The Hidden Bottleneck 🧐

  1. Unnecessary Database Load: Even though each individual query for categories is fast, running it thousands of times per minute creates a significant load on the database.
  2. Wasted Resources: Every query uses a database connection, consumes CPU, and adds unnecessary network latency to every request.
  3. The Core Problem: The application is constantly asking a question it already knows the answer to.
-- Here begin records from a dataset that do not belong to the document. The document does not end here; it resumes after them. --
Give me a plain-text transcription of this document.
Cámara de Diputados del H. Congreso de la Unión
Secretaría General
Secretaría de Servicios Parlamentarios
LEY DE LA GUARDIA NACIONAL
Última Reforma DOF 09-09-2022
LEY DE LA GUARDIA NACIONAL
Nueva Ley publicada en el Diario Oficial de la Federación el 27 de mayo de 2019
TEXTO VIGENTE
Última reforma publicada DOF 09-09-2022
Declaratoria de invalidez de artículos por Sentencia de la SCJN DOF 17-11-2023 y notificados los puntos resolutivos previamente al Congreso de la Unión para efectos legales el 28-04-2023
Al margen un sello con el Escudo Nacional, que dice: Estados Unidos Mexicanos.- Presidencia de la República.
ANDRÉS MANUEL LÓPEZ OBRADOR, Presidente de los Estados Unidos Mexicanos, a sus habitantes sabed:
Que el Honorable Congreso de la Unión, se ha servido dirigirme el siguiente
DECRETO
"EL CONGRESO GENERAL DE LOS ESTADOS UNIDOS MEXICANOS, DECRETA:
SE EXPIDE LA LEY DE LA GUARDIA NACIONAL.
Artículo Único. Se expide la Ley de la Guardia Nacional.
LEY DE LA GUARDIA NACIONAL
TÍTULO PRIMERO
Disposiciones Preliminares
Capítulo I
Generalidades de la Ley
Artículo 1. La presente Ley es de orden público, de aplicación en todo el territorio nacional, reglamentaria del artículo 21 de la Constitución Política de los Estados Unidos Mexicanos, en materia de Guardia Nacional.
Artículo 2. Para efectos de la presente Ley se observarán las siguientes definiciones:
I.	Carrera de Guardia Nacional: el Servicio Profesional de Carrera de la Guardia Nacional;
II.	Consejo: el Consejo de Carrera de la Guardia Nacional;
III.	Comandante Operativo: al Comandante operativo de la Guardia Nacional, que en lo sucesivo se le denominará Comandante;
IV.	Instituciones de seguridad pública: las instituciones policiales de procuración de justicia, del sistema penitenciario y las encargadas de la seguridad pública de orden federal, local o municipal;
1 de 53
The category data almost never changes.

The Solution: Use In-Memory Caching with IMemoryCache

  • The Logic: We will use the "Cache-Aside" pattern.

    1. Check if the data is in the cache.
    2. If yes, return the data from the cache immediately.
    3. If no, get the data from the database, save it to the cache for next time, and then return it.
  • IMemoryCache is a built-in service in ASP.NET Core that is very easy to use.

  • The Optimized Code:

    csharp
    public class NavigationService
    {
        private readonly AppDbContext _context;
        private readonly IMemoryCache _cache; // Inject IMemoryCache
        private const string CategoriesCacheKey = "NavigationCategories";
    
        public NavigationService(AppDbContext context, IMemoryCache cache)
        {
            _context = context;
            _cache = cache;
        }
    
        public async Task<List<Category>> GetCategoriesAsync()
        {
            // Use GetOrCreateAsync to implement the cache-aside pattern safely and cleanly
            return await _cache.GetOrCreateAsync(CategoriesCacheKey, async entry =>
            {
                // Set a cache expiration time, for example, 1 hour
                entry.AbsoluteExpirationRelativeToNow = TimeSpan.FromHours(1);
    
                // This logic only runs when the data is not in the cache (a cache miss)
                return await _context.Categories
                                     .AsNoTracking()
                                     .OrderBy(c => c.Name)
                                     .ToListAsync();
            });
        }
    }

The Results ✨

  1. Drastically Reduced Database Load: After the first request, for the next hour, 100% of all other requests will get the data from the application's memory without touching the database.
  2. Faster Response Times: Reading from RAM is many times faster than making a round-trip to the database. The website will load faster.
  3. Increased Scalability: The database is freed from repetitive queries, allowing it to use its resources for more important transactions.

Conclusion:

  • Golden Rule: "Don't fetch what you already have."
  • Caching is one of the most effective strategies for improving web application performance.
  • IMemoryCache is a simple, built-in tool for caching "hot data"—data that is accessed frequently but changes rarely.